Maintaining Your Credential After You Pass
Earning the CPFT or RPFT is not a one-time event. The NBRC's Continuing Competency Program requires credential renewal every 5 years. Maintenance options include:
- Completing 30 continuing education hours in relevant content areas
- Retesting (sitting for the PFT exam again)
- Earning a new qualifying NBRC credential during the cycle
In addition to the 5-year competency requirement, there is an annual fee requirement to keep your credential active. Allowing your credential to lapse affects both your professional standing and - critically - your eligibility under Route 4 if you are an CPFT attempting the RPFT. An inactive CPFT does not satisfy Route 4 requirements.
Key Takeaway
Plan your 30 CE hours around the three exam domains. CE in spirometry quality assurance, DLCO methodology updates, or new ATS/ERS guideline publications keeps your knowledge current and maps directly to what the NBRC tests - making renewal a professional development opportunity, not just a checkbox.
Frequently Asked Questions
NBRC policies on in-progress enrollment versus graduation requirements can be updated, so always verify the current rule directly on the NBRC website. Historically, CoARC Route 1 has allowed candidates nearing graduation to apply - but confirm the exact timing requirement before submitting your application and fees.
The same exam produces two possible passing outcomes based on where your score falls. If you applied under Route 4 (active CPFT attempting the RPFT) and your score meets the CPFT low-cut but not the RPFT high-cut, the NBRC's official outcome for your situation depends on their current rules for dual-outcome scoring. Review the NBRC candidate handbook for your specific scenario before exam day.

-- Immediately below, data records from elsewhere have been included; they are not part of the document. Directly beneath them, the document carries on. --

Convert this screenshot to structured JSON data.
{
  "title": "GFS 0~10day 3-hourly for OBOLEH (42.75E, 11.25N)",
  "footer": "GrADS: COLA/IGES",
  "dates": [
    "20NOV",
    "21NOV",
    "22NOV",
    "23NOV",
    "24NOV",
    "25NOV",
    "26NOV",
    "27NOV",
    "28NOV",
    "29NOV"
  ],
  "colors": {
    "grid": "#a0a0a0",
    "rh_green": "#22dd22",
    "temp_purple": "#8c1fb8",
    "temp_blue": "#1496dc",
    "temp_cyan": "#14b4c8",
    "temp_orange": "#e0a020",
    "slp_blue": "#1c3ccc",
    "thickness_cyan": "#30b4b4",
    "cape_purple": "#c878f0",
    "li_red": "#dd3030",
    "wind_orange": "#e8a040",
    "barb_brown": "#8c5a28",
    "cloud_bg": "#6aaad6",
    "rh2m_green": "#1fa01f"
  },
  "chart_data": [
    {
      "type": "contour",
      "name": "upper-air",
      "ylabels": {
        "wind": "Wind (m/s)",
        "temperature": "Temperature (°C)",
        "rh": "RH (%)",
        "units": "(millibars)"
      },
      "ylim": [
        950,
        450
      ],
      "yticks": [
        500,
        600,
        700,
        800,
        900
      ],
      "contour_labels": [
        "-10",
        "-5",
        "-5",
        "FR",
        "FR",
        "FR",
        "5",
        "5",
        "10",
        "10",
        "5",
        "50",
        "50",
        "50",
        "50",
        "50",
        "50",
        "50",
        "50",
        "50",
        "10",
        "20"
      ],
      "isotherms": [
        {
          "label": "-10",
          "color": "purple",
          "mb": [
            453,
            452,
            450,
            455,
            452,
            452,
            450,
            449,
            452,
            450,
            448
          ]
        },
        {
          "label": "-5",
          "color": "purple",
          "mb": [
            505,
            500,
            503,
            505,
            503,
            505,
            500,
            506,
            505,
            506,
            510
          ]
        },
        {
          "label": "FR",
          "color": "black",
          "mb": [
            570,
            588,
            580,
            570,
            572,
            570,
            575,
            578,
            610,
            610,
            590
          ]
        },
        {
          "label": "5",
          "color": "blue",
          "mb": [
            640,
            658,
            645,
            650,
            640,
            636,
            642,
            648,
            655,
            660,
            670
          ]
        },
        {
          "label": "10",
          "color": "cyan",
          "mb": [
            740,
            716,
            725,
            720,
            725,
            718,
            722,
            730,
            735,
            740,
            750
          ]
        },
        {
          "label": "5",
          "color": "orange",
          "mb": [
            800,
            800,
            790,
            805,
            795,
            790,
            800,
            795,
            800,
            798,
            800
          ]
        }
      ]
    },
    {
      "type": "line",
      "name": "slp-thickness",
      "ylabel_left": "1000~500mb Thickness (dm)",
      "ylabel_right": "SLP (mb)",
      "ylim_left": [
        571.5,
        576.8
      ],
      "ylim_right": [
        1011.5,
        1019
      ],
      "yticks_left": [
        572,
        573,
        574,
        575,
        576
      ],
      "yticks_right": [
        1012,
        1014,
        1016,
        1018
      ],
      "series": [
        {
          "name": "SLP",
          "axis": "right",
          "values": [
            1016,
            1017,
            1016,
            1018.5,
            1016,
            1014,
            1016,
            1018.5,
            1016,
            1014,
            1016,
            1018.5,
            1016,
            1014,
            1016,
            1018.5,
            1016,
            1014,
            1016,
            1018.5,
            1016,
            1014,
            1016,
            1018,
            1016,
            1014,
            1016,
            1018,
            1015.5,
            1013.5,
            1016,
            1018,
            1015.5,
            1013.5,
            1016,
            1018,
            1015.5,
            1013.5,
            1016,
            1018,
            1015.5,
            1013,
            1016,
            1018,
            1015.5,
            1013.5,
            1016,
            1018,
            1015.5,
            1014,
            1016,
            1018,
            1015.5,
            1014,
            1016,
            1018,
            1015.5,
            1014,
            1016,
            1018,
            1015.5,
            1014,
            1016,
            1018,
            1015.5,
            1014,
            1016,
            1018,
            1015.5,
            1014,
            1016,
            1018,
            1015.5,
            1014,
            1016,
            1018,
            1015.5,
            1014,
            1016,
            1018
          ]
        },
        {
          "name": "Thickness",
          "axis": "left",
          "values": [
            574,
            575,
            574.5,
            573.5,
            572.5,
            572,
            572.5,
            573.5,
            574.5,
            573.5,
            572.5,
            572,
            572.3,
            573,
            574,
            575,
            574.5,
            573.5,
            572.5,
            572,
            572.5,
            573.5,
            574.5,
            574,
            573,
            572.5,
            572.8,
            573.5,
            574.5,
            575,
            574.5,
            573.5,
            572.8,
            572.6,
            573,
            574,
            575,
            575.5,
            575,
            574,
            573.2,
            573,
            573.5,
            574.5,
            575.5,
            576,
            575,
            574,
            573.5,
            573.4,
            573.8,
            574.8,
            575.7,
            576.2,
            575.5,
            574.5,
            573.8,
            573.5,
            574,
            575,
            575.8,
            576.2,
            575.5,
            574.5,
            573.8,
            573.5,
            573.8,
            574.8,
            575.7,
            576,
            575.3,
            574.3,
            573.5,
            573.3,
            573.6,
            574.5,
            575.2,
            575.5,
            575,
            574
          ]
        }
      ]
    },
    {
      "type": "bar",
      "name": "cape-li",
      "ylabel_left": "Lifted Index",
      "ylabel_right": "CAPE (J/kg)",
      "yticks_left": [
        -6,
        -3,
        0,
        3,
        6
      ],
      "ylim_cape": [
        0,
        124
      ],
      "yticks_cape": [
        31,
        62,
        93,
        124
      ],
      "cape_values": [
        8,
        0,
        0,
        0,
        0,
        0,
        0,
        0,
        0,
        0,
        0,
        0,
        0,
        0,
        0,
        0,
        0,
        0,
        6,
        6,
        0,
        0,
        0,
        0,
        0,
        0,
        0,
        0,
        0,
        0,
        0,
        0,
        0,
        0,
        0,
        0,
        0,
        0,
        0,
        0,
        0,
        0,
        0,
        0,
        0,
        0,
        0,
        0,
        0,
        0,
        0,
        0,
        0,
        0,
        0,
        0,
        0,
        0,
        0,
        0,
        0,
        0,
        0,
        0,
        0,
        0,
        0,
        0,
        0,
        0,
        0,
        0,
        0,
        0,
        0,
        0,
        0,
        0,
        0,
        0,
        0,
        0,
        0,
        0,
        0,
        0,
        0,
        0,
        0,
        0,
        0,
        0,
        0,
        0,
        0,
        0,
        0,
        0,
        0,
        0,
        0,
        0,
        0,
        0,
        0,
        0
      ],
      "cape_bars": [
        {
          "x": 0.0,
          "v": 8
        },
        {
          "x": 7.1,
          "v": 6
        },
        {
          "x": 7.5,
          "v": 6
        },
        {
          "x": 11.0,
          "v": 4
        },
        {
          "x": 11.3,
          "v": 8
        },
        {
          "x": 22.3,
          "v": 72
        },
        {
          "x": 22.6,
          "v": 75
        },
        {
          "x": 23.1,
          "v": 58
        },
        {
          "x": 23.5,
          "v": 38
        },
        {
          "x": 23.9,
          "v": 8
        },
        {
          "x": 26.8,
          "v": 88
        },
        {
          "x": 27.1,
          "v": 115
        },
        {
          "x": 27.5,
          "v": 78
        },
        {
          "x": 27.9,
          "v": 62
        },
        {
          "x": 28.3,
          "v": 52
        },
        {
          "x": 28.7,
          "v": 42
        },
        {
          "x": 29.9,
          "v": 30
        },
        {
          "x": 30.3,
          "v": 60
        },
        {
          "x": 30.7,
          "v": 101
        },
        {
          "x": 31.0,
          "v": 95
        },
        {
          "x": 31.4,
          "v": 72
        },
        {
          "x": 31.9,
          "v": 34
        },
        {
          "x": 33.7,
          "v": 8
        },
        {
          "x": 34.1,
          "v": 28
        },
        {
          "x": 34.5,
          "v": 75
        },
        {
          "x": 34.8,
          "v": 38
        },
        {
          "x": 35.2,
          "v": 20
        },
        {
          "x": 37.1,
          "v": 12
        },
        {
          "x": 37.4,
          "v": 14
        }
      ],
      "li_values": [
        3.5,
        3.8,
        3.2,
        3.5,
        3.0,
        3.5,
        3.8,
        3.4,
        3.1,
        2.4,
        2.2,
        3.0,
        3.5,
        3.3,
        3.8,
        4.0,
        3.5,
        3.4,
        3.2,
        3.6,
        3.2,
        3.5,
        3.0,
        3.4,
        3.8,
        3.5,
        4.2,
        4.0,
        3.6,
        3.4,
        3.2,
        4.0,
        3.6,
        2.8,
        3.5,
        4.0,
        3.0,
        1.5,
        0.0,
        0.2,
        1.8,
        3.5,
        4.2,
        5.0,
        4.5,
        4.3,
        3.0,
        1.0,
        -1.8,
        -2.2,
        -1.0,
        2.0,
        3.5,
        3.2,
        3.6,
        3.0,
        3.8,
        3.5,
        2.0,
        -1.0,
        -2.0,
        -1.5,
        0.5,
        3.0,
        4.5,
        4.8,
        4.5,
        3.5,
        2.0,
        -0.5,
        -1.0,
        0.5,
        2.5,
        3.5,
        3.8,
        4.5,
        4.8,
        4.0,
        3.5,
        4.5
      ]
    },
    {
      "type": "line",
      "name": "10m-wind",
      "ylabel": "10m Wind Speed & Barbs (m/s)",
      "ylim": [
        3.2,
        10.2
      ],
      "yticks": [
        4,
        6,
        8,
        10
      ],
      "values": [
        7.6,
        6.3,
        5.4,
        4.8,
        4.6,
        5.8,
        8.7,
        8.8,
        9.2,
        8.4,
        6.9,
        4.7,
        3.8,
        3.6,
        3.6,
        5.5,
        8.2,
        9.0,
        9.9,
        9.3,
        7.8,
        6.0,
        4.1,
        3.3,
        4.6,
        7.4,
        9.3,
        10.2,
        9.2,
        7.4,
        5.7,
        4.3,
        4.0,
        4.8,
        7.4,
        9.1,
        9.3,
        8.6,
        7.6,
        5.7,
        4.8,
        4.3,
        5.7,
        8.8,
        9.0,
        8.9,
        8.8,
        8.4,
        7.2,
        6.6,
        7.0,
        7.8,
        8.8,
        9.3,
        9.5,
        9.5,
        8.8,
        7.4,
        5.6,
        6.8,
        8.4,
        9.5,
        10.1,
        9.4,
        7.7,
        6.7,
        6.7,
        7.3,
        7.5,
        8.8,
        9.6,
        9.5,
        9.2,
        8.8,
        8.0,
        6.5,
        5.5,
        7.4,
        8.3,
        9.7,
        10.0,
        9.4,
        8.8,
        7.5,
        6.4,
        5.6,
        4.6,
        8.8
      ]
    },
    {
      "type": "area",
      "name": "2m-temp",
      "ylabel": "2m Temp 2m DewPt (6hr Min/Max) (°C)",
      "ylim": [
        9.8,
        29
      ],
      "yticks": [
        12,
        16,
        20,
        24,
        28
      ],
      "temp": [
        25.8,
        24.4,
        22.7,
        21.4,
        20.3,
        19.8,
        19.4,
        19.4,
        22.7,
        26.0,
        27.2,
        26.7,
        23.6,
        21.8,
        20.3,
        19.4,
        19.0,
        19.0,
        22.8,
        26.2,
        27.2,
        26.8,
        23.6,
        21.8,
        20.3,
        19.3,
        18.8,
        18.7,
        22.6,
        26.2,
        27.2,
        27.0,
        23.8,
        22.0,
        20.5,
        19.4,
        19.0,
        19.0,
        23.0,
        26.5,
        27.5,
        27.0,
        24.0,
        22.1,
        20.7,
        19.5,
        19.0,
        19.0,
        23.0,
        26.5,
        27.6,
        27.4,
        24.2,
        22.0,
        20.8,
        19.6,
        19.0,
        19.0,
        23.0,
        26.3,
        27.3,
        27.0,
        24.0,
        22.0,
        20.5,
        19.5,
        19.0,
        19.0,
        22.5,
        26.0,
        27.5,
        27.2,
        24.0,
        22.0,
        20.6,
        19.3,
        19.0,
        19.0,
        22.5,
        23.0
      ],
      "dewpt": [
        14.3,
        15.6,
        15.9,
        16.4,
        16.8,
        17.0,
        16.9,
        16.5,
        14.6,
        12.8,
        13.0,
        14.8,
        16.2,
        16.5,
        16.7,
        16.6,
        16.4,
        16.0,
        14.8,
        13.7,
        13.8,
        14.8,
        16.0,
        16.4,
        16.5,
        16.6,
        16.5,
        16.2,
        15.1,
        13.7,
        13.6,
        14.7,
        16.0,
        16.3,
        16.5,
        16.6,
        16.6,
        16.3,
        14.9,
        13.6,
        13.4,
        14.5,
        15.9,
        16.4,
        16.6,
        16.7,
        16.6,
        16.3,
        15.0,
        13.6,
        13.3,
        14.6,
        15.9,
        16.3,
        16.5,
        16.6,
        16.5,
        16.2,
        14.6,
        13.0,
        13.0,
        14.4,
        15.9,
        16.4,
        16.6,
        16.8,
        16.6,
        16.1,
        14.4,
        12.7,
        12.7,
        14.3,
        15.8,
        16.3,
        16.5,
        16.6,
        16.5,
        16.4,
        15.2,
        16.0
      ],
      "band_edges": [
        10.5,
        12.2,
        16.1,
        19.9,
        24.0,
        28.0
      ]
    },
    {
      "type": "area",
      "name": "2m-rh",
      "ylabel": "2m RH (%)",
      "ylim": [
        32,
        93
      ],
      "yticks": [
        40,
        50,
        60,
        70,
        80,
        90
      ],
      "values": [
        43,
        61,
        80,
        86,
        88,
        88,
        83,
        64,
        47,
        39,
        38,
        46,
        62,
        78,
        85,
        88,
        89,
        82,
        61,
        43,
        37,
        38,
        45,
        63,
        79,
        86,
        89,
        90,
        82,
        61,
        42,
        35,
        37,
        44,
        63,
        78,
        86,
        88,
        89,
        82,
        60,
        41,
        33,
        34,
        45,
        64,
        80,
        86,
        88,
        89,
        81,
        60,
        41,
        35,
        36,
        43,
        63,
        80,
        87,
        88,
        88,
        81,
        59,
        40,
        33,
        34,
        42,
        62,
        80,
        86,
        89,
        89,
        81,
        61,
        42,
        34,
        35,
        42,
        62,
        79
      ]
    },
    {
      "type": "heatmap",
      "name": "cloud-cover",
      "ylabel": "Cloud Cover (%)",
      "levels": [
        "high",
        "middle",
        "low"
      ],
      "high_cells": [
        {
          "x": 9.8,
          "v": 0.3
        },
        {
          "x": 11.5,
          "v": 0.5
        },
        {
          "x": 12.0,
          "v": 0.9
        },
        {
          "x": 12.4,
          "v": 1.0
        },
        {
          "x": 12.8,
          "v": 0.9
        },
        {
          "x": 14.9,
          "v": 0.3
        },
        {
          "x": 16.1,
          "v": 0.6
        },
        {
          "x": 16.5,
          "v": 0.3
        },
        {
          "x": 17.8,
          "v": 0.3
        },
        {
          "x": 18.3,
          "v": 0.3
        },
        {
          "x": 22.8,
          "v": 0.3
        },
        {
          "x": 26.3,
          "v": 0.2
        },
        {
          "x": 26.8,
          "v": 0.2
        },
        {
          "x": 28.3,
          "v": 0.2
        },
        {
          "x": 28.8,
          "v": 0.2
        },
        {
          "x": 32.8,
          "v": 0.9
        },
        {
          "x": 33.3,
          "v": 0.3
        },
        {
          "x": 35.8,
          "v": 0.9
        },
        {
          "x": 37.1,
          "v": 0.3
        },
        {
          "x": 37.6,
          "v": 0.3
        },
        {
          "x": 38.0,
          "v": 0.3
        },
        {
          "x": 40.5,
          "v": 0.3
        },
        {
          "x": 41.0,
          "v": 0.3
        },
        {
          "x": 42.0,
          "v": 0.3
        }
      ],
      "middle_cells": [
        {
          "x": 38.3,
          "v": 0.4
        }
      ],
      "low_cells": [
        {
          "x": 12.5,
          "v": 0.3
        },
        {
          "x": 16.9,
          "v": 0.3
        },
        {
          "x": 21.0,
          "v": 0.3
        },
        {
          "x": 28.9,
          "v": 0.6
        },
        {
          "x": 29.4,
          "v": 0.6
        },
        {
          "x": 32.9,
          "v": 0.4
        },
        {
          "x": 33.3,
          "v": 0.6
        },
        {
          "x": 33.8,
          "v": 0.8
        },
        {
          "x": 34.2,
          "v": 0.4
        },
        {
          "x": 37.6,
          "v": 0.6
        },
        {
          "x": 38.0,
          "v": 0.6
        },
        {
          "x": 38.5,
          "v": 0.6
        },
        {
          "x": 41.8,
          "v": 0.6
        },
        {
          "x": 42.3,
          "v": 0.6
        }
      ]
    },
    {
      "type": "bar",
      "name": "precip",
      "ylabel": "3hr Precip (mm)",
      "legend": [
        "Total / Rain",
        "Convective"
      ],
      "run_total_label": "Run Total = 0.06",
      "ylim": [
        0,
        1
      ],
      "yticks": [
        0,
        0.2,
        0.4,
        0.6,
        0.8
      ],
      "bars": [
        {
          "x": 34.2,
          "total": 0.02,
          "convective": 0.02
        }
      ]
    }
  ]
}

The NBRC specifies semester hours of college-level coursework - accredited community college credits generally qualify. What matters is that the required science and mathematics courses are present on official transcripts. Credits from non-accredited institutions or non-credit continuing education programs do not typically count toward the 62-hour requirement.
Repeat applicants pay a reduced fee of $170 USD versus the $200 new applicant fee. The NBRC establishes a waiting period between attempts - check the current candidate handbook for the exact reapplication timeline. Use the time between attempts strategically: identify which domain cost you the most points using your score report and rebuild from there.
Both credentials use the same PFT Detailed Content Outline (effective October 2022) with the same three domains: Instrumentation/Equipment (33%), Procedures (44%), and Data Management (23%). The difference is not in the content tested but in the cut score required to pass at each level. RPFT candidates must demonstrate a higher overall standard of mastery across the same material.